The approach I took was to use the Grafana database as a lazy orchestrator, where the clients would just query it and see who's been pushing data and when.
Here's a basic sample of getting the number of devices online
if RESULT_JSON["status"] == "success":
ORIGINS = [x["metric"]["origin_prometheus"]
for x in RESULT_JSON["data"]["result"]]
logging.info(f"Devices found online: {ORIGINS}")
# If 0 devices are reported online, assume 1
return max(len(ORIGINS), 1)
else:
logging.error(
f"Valid HTTP JSON response collected, but API returned status: {RESULT_JSON['status']}")
return None
Then, based on the number of devices online and the time the device joined the session, it would now know when to wait for the next test with the round robin effect.
This design relies on the fact that Ookla allows tests 'on demand' rather than following an exact and strict regiment of 'one per hour per IP'. It also assumes the user is setting up NetCheck on the one LAN with a single WAN IP shared between all clients. Otherwise each client would be limited more than they need to be.

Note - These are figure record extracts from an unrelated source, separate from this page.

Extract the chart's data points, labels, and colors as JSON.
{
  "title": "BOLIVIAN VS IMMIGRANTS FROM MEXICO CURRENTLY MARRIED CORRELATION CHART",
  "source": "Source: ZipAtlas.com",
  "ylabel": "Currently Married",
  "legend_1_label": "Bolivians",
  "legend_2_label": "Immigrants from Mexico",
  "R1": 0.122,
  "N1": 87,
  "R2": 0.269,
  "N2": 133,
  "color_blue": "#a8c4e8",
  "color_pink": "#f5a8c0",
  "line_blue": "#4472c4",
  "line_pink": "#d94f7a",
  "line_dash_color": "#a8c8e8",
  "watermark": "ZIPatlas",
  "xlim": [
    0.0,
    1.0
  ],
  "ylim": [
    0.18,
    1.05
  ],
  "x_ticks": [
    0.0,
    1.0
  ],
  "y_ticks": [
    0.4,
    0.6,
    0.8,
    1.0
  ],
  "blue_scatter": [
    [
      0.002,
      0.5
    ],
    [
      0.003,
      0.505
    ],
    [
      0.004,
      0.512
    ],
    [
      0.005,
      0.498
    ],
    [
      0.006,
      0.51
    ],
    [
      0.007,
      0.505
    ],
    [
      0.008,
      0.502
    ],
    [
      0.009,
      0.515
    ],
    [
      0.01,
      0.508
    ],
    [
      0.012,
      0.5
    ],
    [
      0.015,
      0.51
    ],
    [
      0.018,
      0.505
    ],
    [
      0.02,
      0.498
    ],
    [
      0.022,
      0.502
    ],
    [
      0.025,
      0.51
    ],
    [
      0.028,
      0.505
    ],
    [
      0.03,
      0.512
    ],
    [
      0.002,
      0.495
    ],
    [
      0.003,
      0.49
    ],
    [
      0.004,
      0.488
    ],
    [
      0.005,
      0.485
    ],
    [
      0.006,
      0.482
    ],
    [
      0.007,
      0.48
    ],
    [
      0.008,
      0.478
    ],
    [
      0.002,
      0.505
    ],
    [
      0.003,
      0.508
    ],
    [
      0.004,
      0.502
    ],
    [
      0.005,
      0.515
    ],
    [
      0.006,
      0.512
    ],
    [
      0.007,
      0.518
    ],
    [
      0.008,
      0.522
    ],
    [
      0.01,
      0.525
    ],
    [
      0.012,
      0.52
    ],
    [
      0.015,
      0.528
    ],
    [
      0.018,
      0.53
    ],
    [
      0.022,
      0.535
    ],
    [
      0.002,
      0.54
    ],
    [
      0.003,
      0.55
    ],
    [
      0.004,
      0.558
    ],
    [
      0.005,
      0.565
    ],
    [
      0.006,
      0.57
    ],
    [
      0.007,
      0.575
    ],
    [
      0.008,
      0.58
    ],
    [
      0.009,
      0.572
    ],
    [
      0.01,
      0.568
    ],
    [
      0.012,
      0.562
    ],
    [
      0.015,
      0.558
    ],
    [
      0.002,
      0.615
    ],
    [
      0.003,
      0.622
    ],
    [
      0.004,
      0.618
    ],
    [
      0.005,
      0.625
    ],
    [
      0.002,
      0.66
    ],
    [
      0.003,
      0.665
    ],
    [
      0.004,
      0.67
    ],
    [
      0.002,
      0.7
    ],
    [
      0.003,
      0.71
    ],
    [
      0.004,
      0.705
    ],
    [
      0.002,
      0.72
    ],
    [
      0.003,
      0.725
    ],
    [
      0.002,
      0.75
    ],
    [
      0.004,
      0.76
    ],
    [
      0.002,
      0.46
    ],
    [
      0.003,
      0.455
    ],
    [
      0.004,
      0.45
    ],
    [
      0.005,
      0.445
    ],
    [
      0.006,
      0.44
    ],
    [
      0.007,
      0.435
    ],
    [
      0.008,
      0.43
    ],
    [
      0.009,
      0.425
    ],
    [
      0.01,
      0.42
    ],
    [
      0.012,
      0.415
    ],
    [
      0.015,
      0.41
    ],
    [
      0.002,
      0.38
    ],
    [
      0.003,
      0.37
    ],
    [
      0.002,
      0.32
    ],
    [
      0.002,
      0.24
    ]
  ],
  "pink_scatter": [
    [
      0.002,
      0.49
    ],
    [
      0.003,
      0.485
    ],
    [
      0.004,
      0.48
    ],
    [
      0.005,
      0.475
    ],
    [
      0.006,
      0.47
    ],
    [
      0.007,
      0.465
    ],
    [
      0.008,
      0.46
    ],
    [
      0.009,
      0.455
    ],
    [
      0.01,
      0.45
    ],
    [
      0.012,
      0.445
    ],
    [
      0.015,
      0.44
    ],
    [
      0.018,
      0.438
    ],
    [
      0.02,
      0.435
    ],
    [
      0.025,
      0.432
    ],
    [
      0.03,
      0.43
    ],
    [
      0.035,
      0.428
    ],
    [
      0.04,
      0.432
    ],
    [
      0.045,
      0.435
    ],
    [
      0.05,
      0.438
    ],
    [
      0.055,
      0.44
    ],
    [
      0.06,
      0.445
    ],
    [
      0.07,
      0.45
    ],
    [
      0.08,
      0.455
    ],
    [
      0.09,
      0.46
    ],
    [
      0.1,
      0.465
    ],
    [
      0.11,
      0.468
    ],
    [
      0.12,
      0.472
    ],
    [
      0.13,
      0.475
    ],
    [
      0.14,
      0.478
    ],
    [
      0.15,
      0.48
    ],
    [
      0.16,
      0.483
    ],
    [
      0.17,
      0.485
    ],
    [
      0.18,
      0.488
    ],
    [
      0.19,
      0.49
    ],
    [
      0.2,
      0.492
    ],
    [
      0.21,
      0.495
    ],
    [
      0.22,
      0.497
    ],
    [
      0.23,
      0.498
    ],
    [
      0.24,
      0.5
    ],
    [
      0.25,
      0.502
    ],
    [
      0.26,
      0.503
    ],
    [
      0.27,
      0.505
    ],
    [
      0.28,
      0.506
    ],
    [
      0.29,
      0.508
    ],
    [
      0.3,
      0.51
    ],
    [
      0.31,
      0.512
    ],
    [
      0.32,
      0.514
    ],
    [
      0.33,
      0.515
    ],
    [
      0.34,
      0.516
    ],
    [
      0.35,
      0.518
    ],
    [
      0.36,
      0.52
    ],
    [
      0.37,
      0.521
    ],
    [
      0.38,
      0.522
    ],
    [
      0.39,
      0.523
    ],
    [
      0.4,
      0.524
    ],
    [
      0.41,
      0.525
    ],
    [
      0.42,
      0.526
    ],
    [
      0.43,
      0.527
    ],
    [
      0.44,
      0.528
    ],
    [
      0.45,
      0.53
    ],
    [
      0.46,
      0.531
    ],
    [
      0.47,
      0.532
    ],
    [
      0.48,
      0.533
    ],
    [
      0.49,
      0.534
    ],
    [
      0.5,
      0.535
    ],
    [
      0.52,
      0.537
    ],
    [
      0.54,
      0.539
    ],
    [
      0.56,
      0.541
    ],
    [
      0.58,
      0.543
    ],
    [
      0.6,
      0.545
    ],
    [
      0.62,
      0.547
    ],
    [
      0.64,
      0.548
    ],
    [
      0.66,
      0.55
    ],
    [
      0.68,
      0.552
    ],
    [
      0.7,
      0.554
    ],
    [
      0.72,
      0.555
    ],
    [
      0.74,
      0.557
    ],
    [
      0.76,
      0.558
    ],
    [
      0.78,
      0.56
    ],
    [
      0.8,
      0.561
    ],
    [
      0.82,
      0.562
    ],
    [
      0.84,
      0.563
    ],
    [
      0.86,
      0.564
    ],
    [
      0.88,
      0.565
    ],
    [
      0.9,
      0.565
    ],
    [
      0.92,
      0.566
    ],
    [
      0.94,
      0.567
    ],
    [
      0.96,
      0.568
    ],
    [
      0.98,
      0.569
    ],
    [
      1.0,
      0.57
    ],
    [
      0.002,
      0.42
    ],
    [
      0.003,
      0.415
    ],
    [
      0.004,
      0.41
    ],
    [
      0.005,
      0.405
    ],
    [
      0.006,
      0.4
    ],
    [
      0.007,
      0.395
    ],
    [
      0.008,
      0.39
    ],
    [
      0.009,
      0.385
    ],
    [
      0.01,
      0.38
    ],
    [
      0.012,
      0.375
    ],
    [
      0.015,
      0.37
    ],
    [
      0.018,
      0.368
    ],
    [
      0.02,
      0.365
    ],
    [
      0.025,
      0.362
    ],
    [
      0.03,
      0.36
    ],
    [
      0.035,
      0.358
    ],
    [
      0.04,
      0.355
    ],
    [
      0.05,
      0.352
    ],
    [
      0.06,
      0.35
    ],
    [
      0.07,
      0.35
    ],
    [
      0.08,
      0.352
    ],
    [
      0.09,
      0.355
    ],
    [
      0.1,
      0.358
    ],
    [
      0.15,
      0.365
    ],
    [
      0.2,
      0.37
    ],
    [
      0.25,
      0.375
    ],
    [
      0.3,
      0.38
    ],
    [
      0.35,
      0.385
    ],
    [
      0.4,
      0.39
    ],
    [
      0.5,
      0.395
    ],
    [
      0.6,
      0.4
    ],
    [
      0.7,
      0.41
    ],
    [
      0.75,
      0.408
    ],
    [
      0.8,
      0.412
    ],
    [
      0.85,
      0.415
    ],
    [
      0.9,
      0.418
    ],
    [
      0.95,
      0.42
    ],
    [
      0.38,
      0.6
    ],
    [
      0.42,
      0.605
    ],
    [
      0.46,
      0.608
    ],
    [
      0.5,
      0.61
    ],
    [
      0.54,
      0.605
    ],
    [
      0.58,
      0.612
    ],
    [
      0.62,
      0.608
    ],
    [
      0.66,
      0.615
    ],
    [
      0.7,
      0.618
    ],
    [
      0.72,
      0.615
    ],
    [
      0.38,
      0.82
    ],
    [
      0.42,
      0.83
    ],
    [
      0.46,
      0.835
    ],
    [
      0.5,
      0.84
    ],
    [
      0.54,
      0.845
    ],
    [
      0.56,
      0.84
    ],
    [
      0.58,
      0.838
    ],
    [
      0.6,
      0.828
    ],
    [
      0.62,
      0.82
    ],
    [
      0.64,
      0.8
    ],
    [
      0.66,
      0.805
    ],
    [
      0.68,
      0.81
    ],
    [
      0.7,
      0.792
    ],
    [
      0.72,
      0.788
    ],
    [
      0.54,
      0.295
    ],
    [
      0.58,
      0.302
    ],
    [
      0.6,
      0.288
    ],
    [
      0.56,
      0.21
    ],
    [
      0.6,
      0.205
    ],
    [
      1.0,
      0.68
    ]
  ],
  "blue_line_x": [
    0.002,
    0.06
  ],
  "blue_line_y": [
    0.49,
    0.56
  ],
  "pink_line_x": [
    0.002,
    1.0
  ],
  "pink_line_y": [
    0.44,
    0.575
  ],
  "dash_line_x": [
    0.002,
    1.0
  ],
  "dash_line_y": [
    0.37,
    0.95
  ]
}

Also an hour wasn't hard coded in the case someone had a private speedtest server and could run a test every few minutes.
Conclusion §
This project taught me so much stuff
- Distributed computing (or at least distributed computers)
- Docker and containers
- Grafana
- And more stuff about databases
- Logging
- Remote access
- The security concerns of BSSIDs (lol)
- Documenting for others
- Designing dynamic UI for alerts and error identification
Thanks to Ben Fon who got me onto making this project and bought some Pis for it.